Sospirò e andò a verificare che tutto procedesse secondo programma e in ordine. I cantieri erano fantastici, funzionavano alla perfezione, ognuno aveva il proprio compito: dalla scelta delle assi e del legname giusto alla loro unione fino alla parte della polena di ferro, che rendeva temibili quelle navi.
Emilio si occupava di portare il legname dal punto di scarico all’interno del cantiere, laddove qualcuno subito dopo procedeva a una prima selezione. Non gli piaceva come lavoro, riteneva che non fosse alla sua altezza. E tutto sommato Neilos riteneva avesse ragione, ma non aveva potuto trovargli di meglio. Era già abbastanza che non destasse troppa attenzione e sospetti, anche perché la sua corporatura e la sua prestanza non facevano certo pensare a una persona abituata ai lavori manuali, ma allo stesso tempo temprata dall’esercizio fisico e dall’aria aperta. Neilos ogni giorno lo rimproverava per il suo modo di vestirsi, che era ben lungi da quello di un semplice e povero manuale, ma lui non lo voleva ascoltare, adorando troppo attirare l’attenzione e l’ammirazione dalle fanciulle lungo la strada. Era così testardo a volte.
Lo ignorò per il resto della giornata e si dedicò a levigare lo scafo della nuova nave. Era un lavoro meccanico, ma adorava il perfetto risultato finale: le assi prima tanti pezzi separati, poi diventavano alla vista un unico blocco. Quello che avrebbero dovuto fare lui ed Emilio.
A volte, però, avrebbe voluto un destino diverso. Sospirò, rendendosi conto di non riuscire in nessun modo a scacciare i brutti pensieri.

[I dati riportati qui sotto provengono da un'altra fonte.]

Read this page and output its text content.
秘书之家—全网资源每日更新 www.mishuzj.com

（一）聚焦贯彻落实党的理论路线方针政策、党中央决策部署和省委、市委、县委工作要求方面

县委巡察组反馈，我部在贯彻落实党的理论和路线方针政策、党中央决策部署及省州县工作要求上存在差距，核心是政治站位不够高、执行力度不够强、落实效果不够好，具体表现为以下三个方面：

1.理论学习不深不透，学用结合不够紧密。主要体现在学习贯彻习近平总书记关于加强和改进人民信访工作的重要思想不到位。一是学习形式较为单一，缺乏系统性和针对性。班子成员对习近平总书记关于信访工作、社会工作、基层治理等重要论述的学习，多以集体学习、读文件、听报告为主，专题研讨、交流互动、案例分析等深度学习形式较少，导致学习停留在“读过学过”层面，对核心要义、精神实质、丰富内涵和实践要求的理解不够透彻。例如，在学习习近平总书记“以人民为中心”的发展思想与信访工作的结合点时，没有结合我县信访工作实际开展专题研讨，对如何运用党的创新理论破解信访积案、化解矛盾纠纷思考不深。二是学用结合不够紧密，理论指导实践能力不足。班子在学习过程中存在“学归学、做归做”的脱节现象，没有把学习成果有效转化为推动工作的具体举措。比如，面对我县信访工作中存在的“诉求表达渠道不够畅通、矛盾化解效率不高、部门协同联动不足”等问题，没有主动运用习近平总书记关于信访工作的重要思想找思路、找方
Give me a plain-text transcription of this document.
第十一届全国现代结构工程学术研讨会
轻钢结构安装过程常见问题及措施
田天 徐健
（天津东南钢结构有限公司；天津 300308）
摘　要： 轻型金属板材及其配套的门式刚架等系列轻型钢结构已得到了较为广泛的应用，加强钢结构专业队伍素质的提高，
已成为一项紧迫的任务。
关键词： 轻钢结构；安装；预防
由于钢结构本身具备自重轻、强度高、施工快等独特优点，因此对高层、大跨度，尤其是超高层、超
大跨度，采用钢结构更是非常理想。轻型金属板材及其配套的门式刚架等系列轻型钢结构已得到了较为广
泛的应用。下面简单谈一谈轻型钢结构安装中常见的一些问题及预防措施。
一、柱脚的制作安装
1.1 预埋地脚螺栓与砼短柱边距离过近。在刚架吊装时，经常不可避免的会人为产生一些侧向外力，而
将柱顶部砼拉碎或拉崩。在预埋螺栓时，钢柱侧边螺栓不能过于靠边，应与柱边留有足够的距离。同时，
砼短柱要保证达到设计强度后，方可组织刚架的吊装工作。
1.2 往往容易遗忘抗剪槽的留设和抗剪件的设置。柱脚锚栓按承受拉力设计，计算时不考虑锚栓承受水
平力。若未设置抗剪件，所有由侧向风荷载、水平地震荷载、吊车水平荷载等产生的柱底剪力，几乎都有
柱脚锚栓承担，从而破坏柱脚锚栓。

Conclusa la giornata, scivolò via dal cantiere senza farsi vedere da Emilio, che sicuramente l’avrebbe costretto ad andare a bere. Era uno dei suoi vizi peggiori. Si avviò verso la periferia di Nuova Siracusa. Lentamente raggiunse la pianura Pantanelli fuori città. Ormai il sole stava tramontando. Sulla pianura si fondevano i due fiumi che attraversavano il territorio urbano fin da tempi antichissimi, il Ciane e l’Anapo. A quell’ora non vi era nessuno. Non era giunto che da pochi minuti, quando percepì un familiare scalpiccio e si voltò con il cuore in gola.

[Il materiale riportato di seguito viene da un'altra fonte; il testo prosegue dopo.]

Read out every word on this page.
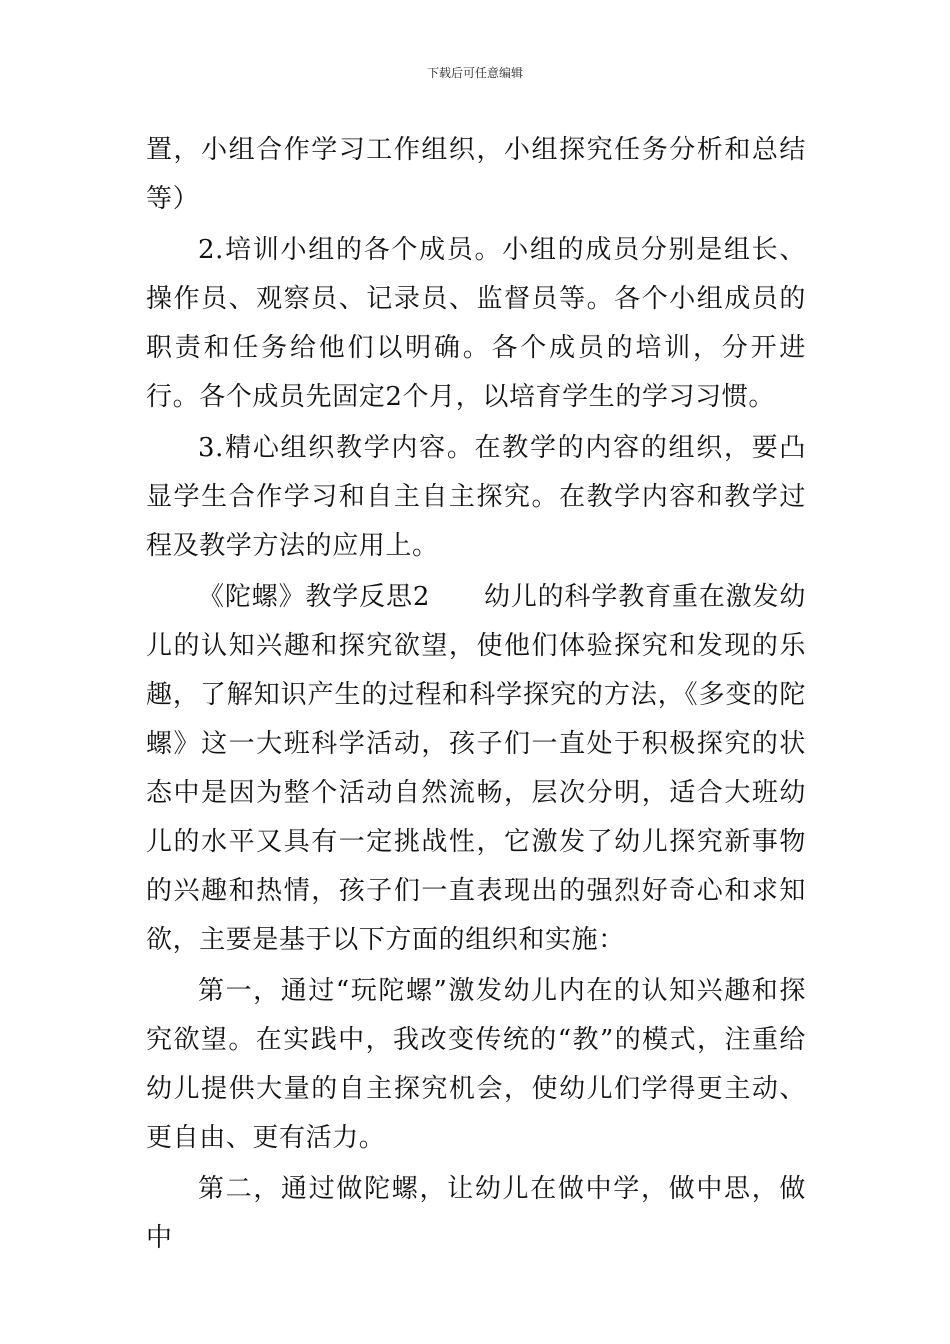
下载后可任意编辑

置，小组合作学习工作组织，小组探究任务分析和总结等）

2.培训小组的各个成员。小组的成员分别是组长、操作员、观察员、记录员、监督员等。各个小组成员的职责和任务给他们以明确。各个成员的培训，分开进行。各个成员先固定2个月，以培育学生的学习习惯。

3.精心组织教学内容。在教学的内容的组织，要凸显学生合作学习和自主自主探究。在教学内容和教学过程及教学方法的应用上。

《陀螺》教学反思2　　幼儿的科学教育重在激发幼儿的认知兴趣和探究欲望，使他们体验探究和发现的乐趣，了解知识产生的过程和科学探究的方法，《多变的陀螺》这一大班科学活动，孩子们一直处于积极探究的状态中是因为整个活动自然流畅，层次分明，适合大班幼儿的水平又具有一定挑战性，它激发了幼儿探究新事物的兴趣和热情，孩子们一直表现出的强烈好奇心和求知欲，主要是基于以下方面的组织和实施：

第一，通过“玩陀螺”激发幼儿内在的认知兴趣和探究欲望。在实践中，我改变传统的“教”的模式，注重给幼儿提供大量的自主探究机会，使幼儿们学得更主动、更自由、更有活力。

第二，通过做陀螺，让幼儿在做中学，做中思，做中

«Batnoam» disse sorpreso. Ben poche fanciulle si sarebbero avventurate da sole a quell’ora fuori città. Aveva sentito dire più volte in famiglia che le donne cartaginesi godessero di troppa libertà; troppa per una cultura come quella greca che non conferiva molta importanza alle donne.
«Neilos».
«Come facevi a sapere che mi avresti trovato qui?».
«Ero venuta al cantiere e ti ho intravisto mentre ti allontanavi. Ho capito che eri diretto qui e ti ho seguito».
«Avresti potuto dirmelo».
«Mi avresti rimandato a casa».
«Non è un luogo sicuro».
«Sembri paranoico come mio padre. Quale pericolo dovrebbe esserci? Le sentinelle controllano l’intero perimetro e la fortezza di Eurialo ospita un’imponente guarnigione. Nuova Siracusa è il luogo più protetto e sicuro di tutta la Sicilia».

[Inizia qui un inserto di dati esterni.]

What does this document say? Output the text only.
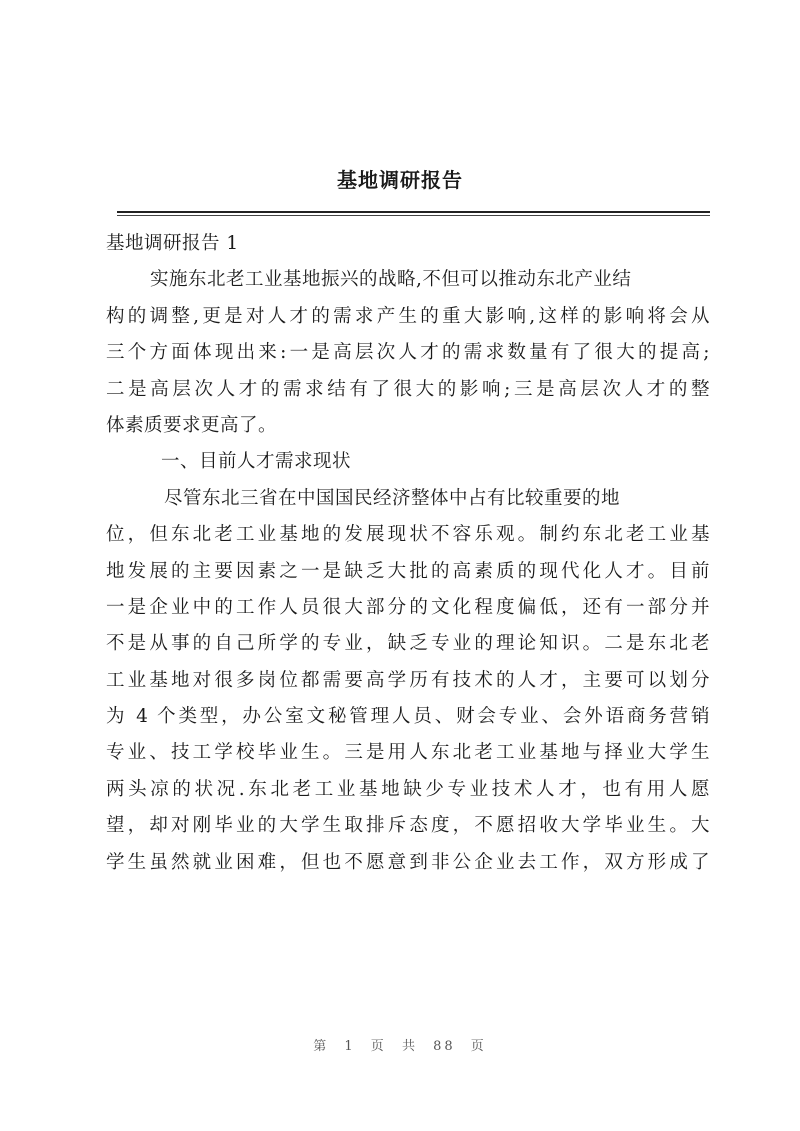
基地调研报告
基地调研报告 1
实施东北老工业基地振兴的战略,不但可以推动东北产业结
构的调整,更是对人才的需求产生的重大影响,这样的影响将会从
三个方面体现出来:一是高层次人才的需求数量有了很大的提高;
二是高层次人才的需求结有了很大的影响;三是高层次人才的整
体素质要求更高了。
一、目前人才需求现状
尽管东北三省在中国国民经济整体中占有比较重要的地
位，但东北老工业基地的发展现状不容乐观。制约东北老工业基
地发展的主要因素之一是缺乏大批的高素质的现代化人才。目前
一是企业中的工作人员很大部分的文化程度偏低，还有一部分并
不是从事的自己所学的专业，缺乏专业的理论知识。二是东北老
工业基地对很多岗位都需要高学历有技术的人才，主要可以划分
为 4 个类型，办公室文秘管理人员、财会专业、会外语商务营销
专业、技工学校毕业生。三是用人东北老工业基地与择业大学生
两头凉的状况.东北老工业基地缺少专业技术人才，也有用人愿
望，却对刚毕业的大学生取排斥态度，不愿招收大学毕业生。大
学生虽然就业困难，但也不愿意到非公企业去工作，双方形成了
第 1 页 共 88 页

Neilos non replicò e fissò le acque docili dei due fiumi, che di lì a poco sfociavano nello Jonio.
«Tuo padre è un uomo saggio».
«Ha paura dei Romani e dei Greci, ma tu sei sempre al suo fianco al cantiere».
Neilos rimase in silenzio osservando una trota guizzante nell’ultimo barlume di tramonto. Presto sarebbe stato totalmente buio, almeno finché la luna non sarebbe spuntata del tutto.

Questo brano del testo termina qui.